Mijn laatste hoop vervliegt als de slaapkamerdeur bijna door de sponning dendert.

(Is het niet de bedoeling om er samen uit te komen? Daar is de waard dus uiteindelijk toch met zijn: "Weet je wel zeker dat het van mij is?" Met zijn Godgeklaagde achterbakse passief agressieve zwijgen speelt hij nu ook nog de Godvergeten beledigde onschuld? Droplul, flikker op.)

De wereld implodeert geruisloos. In de volgende seconde zakt de ruimte voor oermoeder genieten in een onmetelijk ravijn. Een nog oerder eenzamerstheid neemt verlammend bezit van mij. Apathisch op mijn rug staar ik naar het plafond, wacht in het duister op de verlossing. Droge donkerbruine watten verkalken mijn aderen. Eendimensionaal is mijn hart een koude platte steen.

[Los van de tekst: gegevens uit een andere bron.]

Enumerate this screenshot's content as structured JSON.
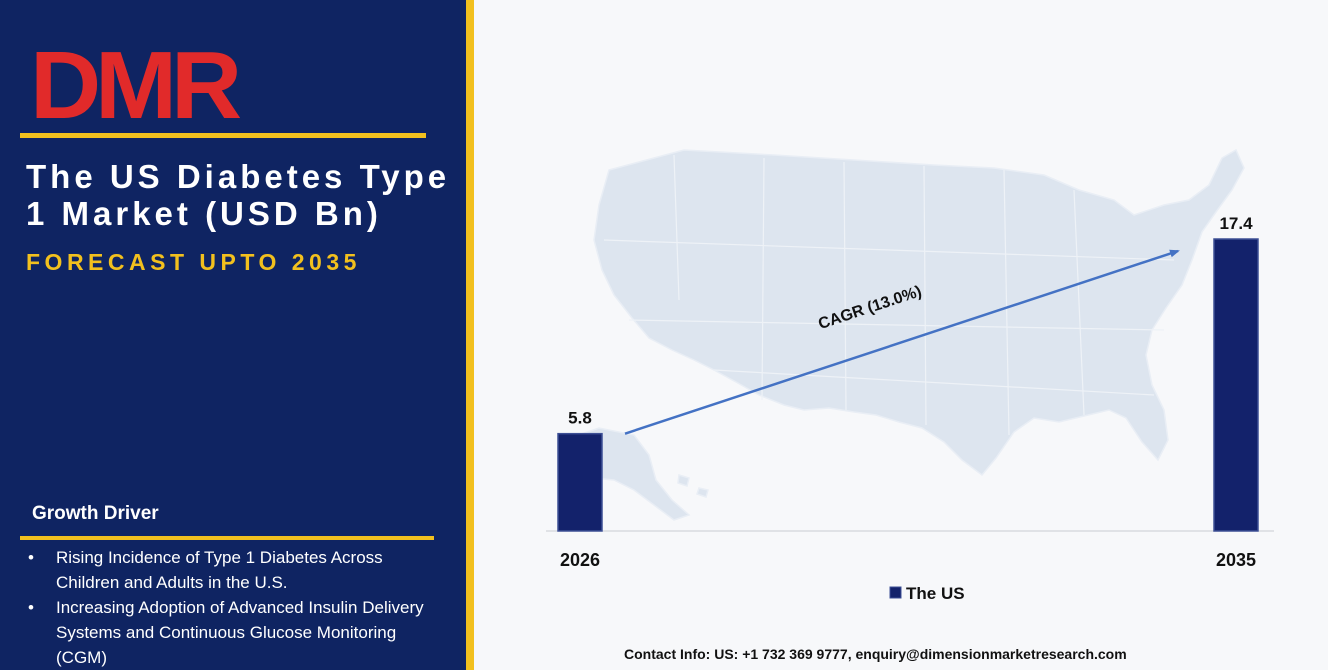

Het normaliter bij paniek sissende angstserpent in mijn buik houdt zich koest, slaapt onschuldig en ik blijf traanloos. Niet één drupje welt of wringt achter mijn oogleden. In mijn hoofd warrelen fossiele plakjes perkament. Tekst in miniatuur lettertjes op vochtige vodjes vloeipapier gekriebeld. Loze gedachten. Duizend en één pagina's dicht beschreven. Met onzichtbare inkt. Honderden onmetelijkheden, verstandige waarheden. Ongrijpbaar lijkt alles en toch ook niet.
(Ik heb me niet vergist! Al die tijd niet! Ik heb mezelf om de tuin geleid met mijn positieve instelling, mijn heilige geloof in "onze"integriteit.)
Afstandelijkheden met een gouden randje. In het doodstille bedompte donker verschrompel ik en voel me net zo genegeerd als toen ik drie was. Ik weet niet waarom, maar eerst word ik een asgrauwe oude afgeschilde aardappel en dan los ik op. Vergassend tot het grijze as, dat van de driejarige wereld over was, terwijl ik nog steeds wonderlijk koel kan nadenken.
(Mijn moeder! Ze heeft me destijds opgesloten en is ijskoud weggegaan! Die deur klemde niet! Verdomd. Ze weigerde mij te troosten. Waarom denk ik hier nou ineens weer aan?)
Mijn uitgewoonde romp komt los van de eigenhandig geschreven bijbel in mijn kop. Het onbruikbaar geworden Oude Testament van Nora Weltevree zakt geruisloos naast mijn bed. Er is niets in dit luchtledige vacuüm. Sidderend stil wacht ik in kou, leeg. In niets.
(Zo voelt dus een lijf zonder hart en ziel. Haal me maar op Heer. Ik kan dood, mag naar huis terug. Nog meer liefdeloze oneerlijkheid kan ik niet verkroppen. U heeft me niet op aarde gezet om te leren wat dieptreurige onverschillige onliefde is, toch? Ik was hier om mensen voor te doen wat genieten is. Hoe je dat vanuit al je vezels in je lijf doet, toch?) God is helaas, (waarom is hij er verdomme nooit als je hem nodig hebt?) gepreoccupeerd, met iets anders bezig en ik blijf leven. Mijn diepere geweten spreekt van Zijn wil die zal geschieden. Afstandelijk hoor ik galmen: "Kracht naar kruis. Je wilt je prachtige wonderkind toch niet in de steek laten?" Woedend veeg ik dat te maffe Godsvruchtige gezever terzijde.
(Achterlijke garnaal! Wat nou? Wil? Wie zijn wil? Ik heb niets meer te willen en dan ook nog stoer lopen doen? Zak in de stront met je kracht. Ik ben slap, stink als een uitgewrongen rottende vaatdoek. Mijn God? Gottegottegot, rot toch op! Donder op met je liefde en vergiffenis. Doe het dan zelf, met je kracht en je geouwehoer over "Jij bent uitverkoren". Ik ben niets meer dan een oude uitgedroogde snee brood. Niet eens geschikt meer voor in de rooster, zalvende zeikerd.
Toch slaap ik, in die ziedende verlaten ellende, na tien minuten in en droom helemaal niets

( wordt vervolgd) PS. Dit is een "stuk" van een verhaal waar veel vooraf is gegaan, nog veel achteraan komt.

 

feedback van andere lezers

  • GoNo2
    Knap geschreven!
    Dora: Dank je
  • manono
    Je hebt die verlatenheid, die eenzaamheid, die slag onder de gordel heel, heel goed beschreven.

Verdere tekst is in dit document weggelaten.